I start cognitively rehearsing what I want to say in my head as if I'm already talking to someone, because that's what I do. I have conversations with people in my head I wish I could talk to. It's so hard because nobody else is getting it.  I feel like the people I have asked for help don't understand what I'm asking, and to me the most simple and obvious thing would be to say, "HOW CAN I HELP?"  and instead, they say, "oh, she's feeling down, I should do something nice to cheer her up...what should we do? Oh, this might be nice -she'll love this - because it's something I've I asked for when I was venting, or something I said I've never experienced - so they're like oh I will give her this and it'll make her happier!

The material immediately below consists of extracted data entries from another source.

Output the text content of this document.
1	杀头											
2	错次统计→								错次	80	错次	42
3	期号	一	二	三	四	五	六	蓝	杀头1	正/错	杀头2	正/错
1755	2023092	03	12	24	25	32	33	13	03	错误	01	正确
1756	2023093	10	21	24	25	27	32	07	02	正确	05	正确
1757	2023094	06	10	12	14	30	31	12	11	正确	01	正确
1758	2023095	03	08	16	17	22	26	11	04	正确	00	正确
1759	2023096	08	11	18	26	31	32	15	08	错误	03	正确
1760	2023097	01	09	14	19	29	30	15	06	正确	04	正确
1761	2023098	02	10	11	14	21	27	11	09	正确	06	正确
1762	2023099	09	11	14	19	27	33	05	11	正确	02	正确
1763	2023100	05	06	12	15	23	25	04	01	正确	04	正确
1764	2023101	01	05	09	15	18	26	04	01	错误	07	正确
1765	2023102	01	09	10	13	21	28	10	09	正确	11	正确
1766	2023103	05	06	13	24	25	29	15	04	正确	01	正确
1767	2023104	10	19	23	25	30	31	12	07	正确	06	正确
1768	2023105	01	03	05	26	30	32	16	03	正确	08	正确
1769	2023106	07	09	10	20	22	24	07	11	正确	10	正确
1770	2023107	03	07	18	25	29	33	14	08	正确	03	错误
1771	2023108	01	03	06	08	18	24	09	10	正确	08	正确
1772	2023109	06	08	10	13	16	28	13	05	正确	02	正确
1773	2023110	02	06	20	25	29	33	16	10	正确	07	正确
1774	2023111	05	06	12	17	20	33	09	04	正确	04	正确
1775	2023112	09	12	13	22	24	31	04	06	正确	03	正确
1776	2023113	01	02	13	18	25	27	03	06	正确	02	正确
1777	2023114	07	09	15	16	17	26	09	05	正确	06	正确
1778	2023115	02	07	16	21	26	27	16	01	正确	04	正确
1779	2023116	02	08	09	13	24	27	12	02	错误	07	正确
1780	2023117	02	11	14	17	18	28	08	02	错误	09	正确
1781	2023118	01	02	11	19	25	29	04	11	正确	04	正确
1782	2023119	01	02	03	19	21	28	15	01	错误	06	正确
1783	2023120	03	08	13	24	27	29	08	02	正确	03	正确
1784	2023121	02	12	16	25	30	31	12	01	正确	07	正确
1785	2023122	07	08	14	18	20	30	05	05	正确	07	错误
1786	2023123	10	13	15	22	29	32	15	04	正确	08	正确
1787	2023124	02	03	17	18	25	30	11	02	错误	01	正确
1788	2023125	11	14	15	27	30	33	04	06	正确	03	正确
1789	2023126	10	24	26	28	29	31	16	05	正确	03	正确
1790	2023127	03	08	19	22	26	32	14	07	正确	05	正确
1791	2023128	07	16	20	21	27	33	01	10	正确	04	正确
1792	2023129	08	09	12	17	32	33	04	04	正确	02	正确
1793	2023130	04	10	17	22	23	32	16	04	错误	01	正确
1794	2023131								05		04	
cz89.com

I'm not trying to be happy. I'm trying to get help with specific things that I need help with right now, like my work stuff - I can't even explain it to somebody else without bursting into tears and I don't want to do that to somebody I don't even know, and I can't do that in front of HR...but I go to people I actually know and say, "hey, I could really use your help with this thing" but because it's been so long since I talked to another person, I get distracted, or my inner child starts ranting about everything I need and how I can't do it or I'm talking to another human and I would rather talk to them about anything else or my inner child takes over and starts begging for help with the chronic isolation instead - because that's what I realize is in every single thing that I've been reading over that I've written - it's that I need for conversation - but it comes out wrong and I ask for things like, "maybe you can ask me a question every day"

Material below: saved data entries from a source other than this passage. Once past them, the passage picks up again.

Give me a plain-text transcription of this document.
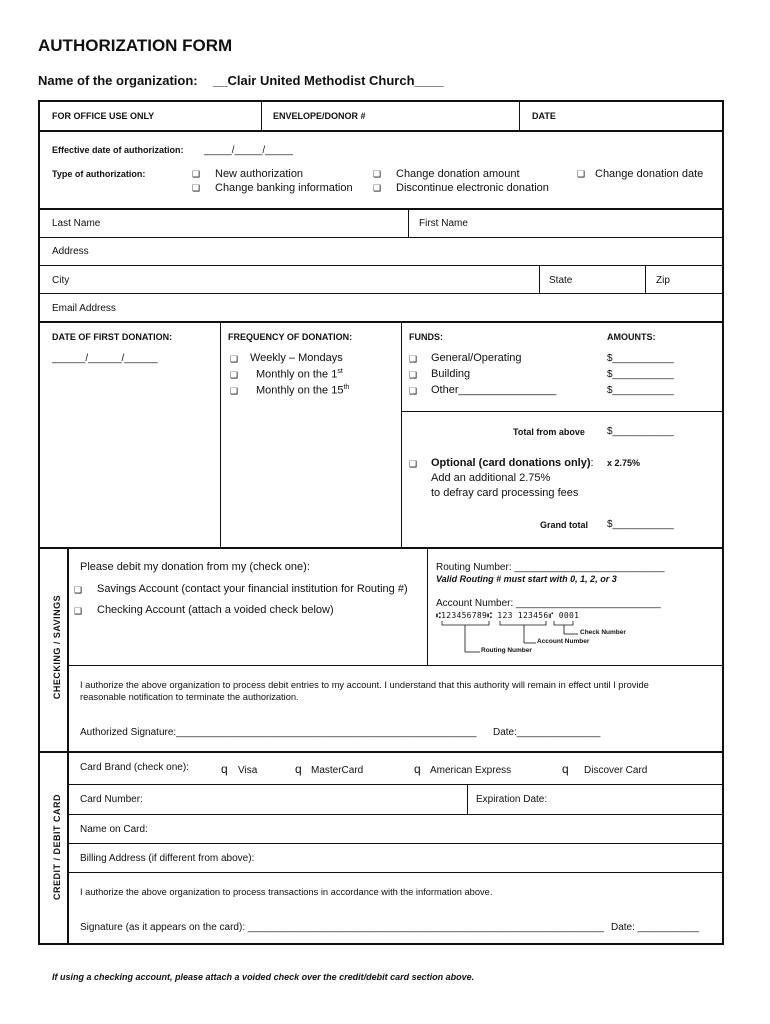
AUTHORIZATION FORM
Name of the organization: __Clair United Methodist Church____
FOR OFFICE USE ONLY	ENVELOPE/DONOR #	DATE
Effective date of authorization: _____/_____/_____
Type of authorization:	❑ New authorization	❑ Change donation amount	❑ Change donation date
❑ Change banking information ❑ Discontinue electronic donation
Last Name	First Name
Address
City	State	Zip
Email Address
DATE OF FIRST DONATION:
______/______/______
FREQUENCY OF DONATION:
❑ Weekly – Mondays
❑ Monthly on the 1st
❑ Monthly on the 15th
FUNDS:	AMOUNTS:
❑ General/Operating	$___________
❑ Building	$___________
❑ Other________________	$___________
Total from above $___________
❑ Optional (card donations only): Add an additional 2.75%
to defray card processing fees
x 2.75%
Grand total $___________
CHECKING / SAVINGS
Please debit my donation from my (check one):
❑ Savings Account (contact your financial institution for Routing #)
❑ Checking Account (attach a voided check below)
Routing Number: ___________________________
Valid Routing # must start with 0, 1, 2, or 3
Account Number: __________________________
⑆123456789⑆ 123 123456⑈ 0001
Check Number
Account Number
Routing Number
I authorize the above organization to process debit entries to my account. I understand that this authority will remain in effect until I provide
reasonable notification to terminate the authorization.
Authorized Signature:______________________________________________________ Date:_______________
CREDIT / DEBIT CARD
Card Brand (check one):	q Visa	q MasterCard	q American Express	q Discover Card
Card Number:	Expiration Date:
Name on Card:
Billing Address (if different from above):
I authorize the above organization to process transactions in accordance with the information above.
Signature (as it appears on the card): ________________________________________________________________ Date: ___________
If using a checking account, please attach a voided check over the credit/debit card section above.
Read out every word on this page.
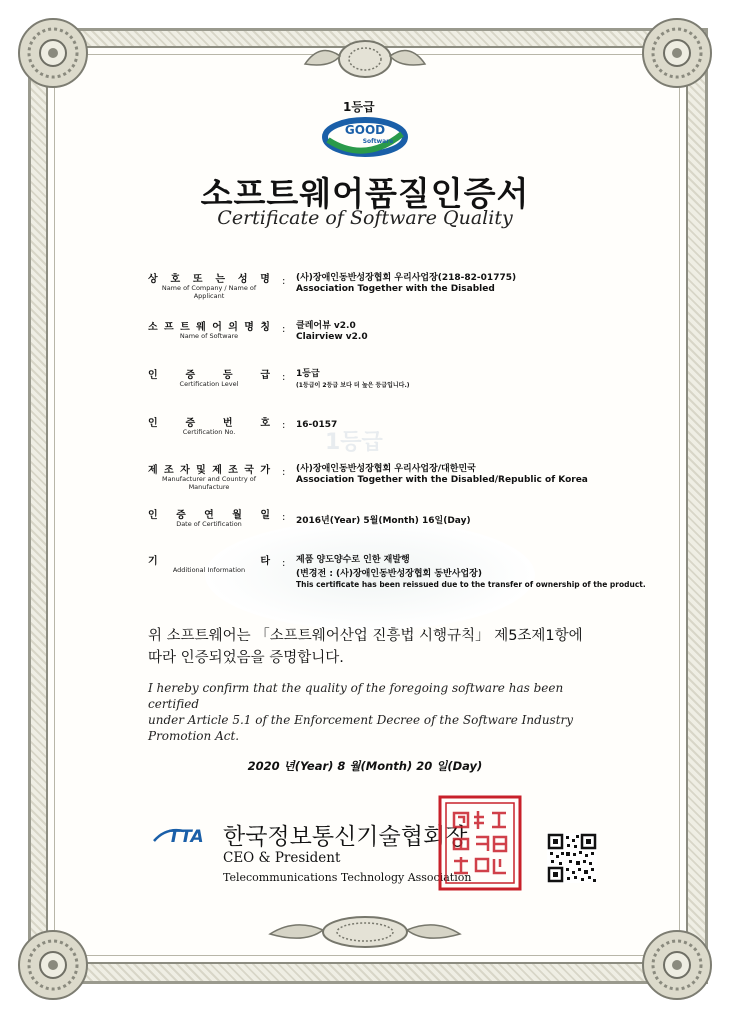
1등급
GOOD
Software
소프트웨어품질인증서
Certificate of Software Quality
1등급
상 호 또 는 성 명
Name of Company / Name of Applicant
: (사)장애인동반성장협회 우리사업장(218-82-01775)
Association Together with the Disabled
소 프 트 웨 어 의 명 칭
Name of Software
: 클레어뷰 v2.0
Clairview v2.0
인	증	등	급
Certification Level
: 1등급
(1등급이 2등급 보다 더 높은 등급입니다.)
인	증	번	호
Certification No.
: 16-0157
제 조 자 및 제 조 국 가
Manufacturer and Country of Manufacture
: (사)장애인동반성장협회 우리사업장/대한민국
Association Together with the Disabled/Republic of Korea
인 증 연 월 일
Date of Certification
: 2016년(Year) 5월(Month) 16일(Day)
기	타
Additional Information
: 제품 양도양수로 인한 재발행
(변경전 : (사)장애인동반성장협회 동반사업장)
This certificate has been reissued due to the transfer of ownership of the product.
위 소프트웨어는 「소프트웨어산업 진흥법 시행규칙」 제5조제1항에
따라 인증되었음을 증명합니다.
I hereby confirm that the quality of the foregoing software has been certified
under Article 5.1 of the Enforcement Decree of the Software Industry
Promotion Act.
2020 년(Year) 8 월(Month) 20 일(Day)
TTA 한국정보통신기술협회장
CEO & President
Telecommunications Technology Association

I don't know. I don't know how to get people to want to talk to me, because nobody seems to want to talk to me and that's all I need is for more people to want to talk to me and nobody does. And yes, I completely get that when I act like this, it's draining and people get tired of hearing me say the same things, so they bounce...but even when I hold it all in and just ask about them and don't bring up any of my own needs - I'm still not getting that feeling of reciprocation.  All the times I've held space or showed up for my friends in crisis, and I'm saying, TAG, I'M it - Show up for me the way *I* need now!! and recognizing I'm not being heard, my needs aren't being attended to, and these people aren't getting why I'm still upset and and "rejecting" their help.

I tell people I'm chronically isolated, and I really could use them coming over and talking to me. And they don't understand why I am upset when they want to organize an Easter egg hunt for me. like, it's just tone deaf to me and my neighbor tells me, well you can't say that because it'll hurt their feelings, it'll make them mad...you can just say thank you. I'm like, thank you? for what? thank you for ignoring me? thank you for making me feel invisible? thank you for making me feel like I have no autonomy? because I don't know how to get what I need.

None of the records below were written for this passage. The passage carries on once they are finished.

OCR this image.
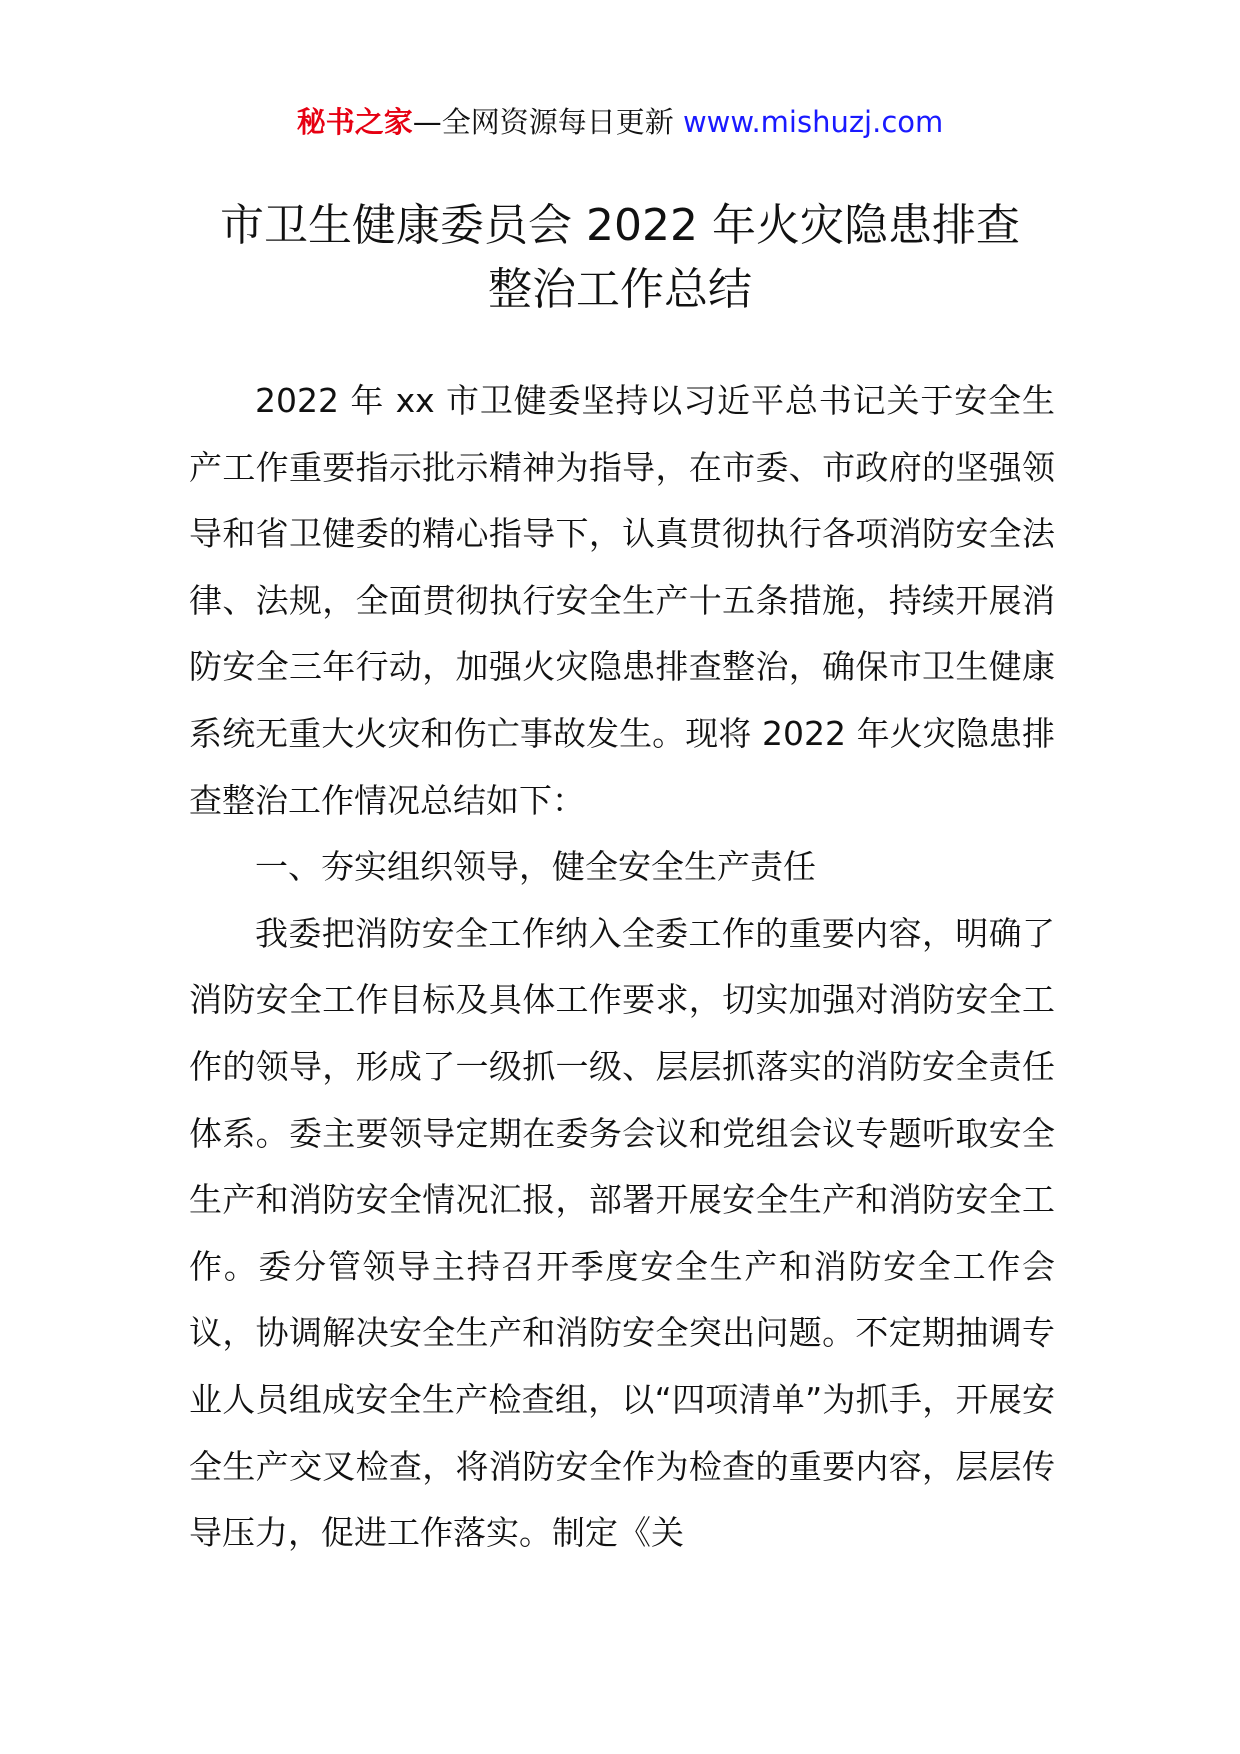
秘书之家—全网资源每日更新 www.mishuzj.com
市卫生健康委员会 2022 年火灾隐患排查
整治工作总结

2022 年 xx 市卫健委坚持以习近平总书记关于安全生产工作重要指示批示精神为指导，在市委、市政府的坚强领导和省卫健委的精心指导下，认真贯彻执行各项消防安全法律、法规，全面贯彻执行安全生产十五条措施，持续开展消防安全三年行动，加强火灾隐患排查整治，确保市卫生健康系统无重大火灾和伤亡事故发生。现将 2022 年火灾隐患排查整治工作情况总结如下：

一、夯实组织领导，健全安全生产责任

我委把消防安全工作纳入全委工作的重要内容，明确了消防安全工作目标及具体工作要求，切实加强对消防安全工作的领导，形成了一级抓一级、层层抓落实的消防安全责任体系。委主要领导定期在委务会议和党组会议专题听取安全生产和消防安全情况汇报，部署开展安全生产和消防安全工作。委分管领导主持召开季度安全生产和消防安全工作会议，协调解决安全生产和消防安全突出问题。不定期抽调专业人员组成安全生产检查组，以“四项清单”为抓手，开展安全生产交叉检查，将消防安全作为检查的重要内容，层层传导压力，促进工作落实。制定《关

When this friend (the one that thinks I want to have an easter egg hunt as a way to make me feel....no clue what she thinks....) was in crisis and at her breaking point, I drove two hours to her house and did 8 loads of her family's laundry that her cats had pissed all over.  I want her to come over and go food shopping with me, help me meal prep, then have her and her husband sit down with me so I can recount what happened at work and they can say, "what is it you're trying to say, let's help you put that into words" but instead....easter egg hunt. Yeah.  Thanks. 

But apparently, I'm not supposed to correct people when they offer help I am not asking for, I'm just supposed to be grateful to them for trying, because to reject the offer of something that frankly, sounds humiliating, means I am "self-isolating". 

rainydiary

Navigating relationships to support healing is really difficult.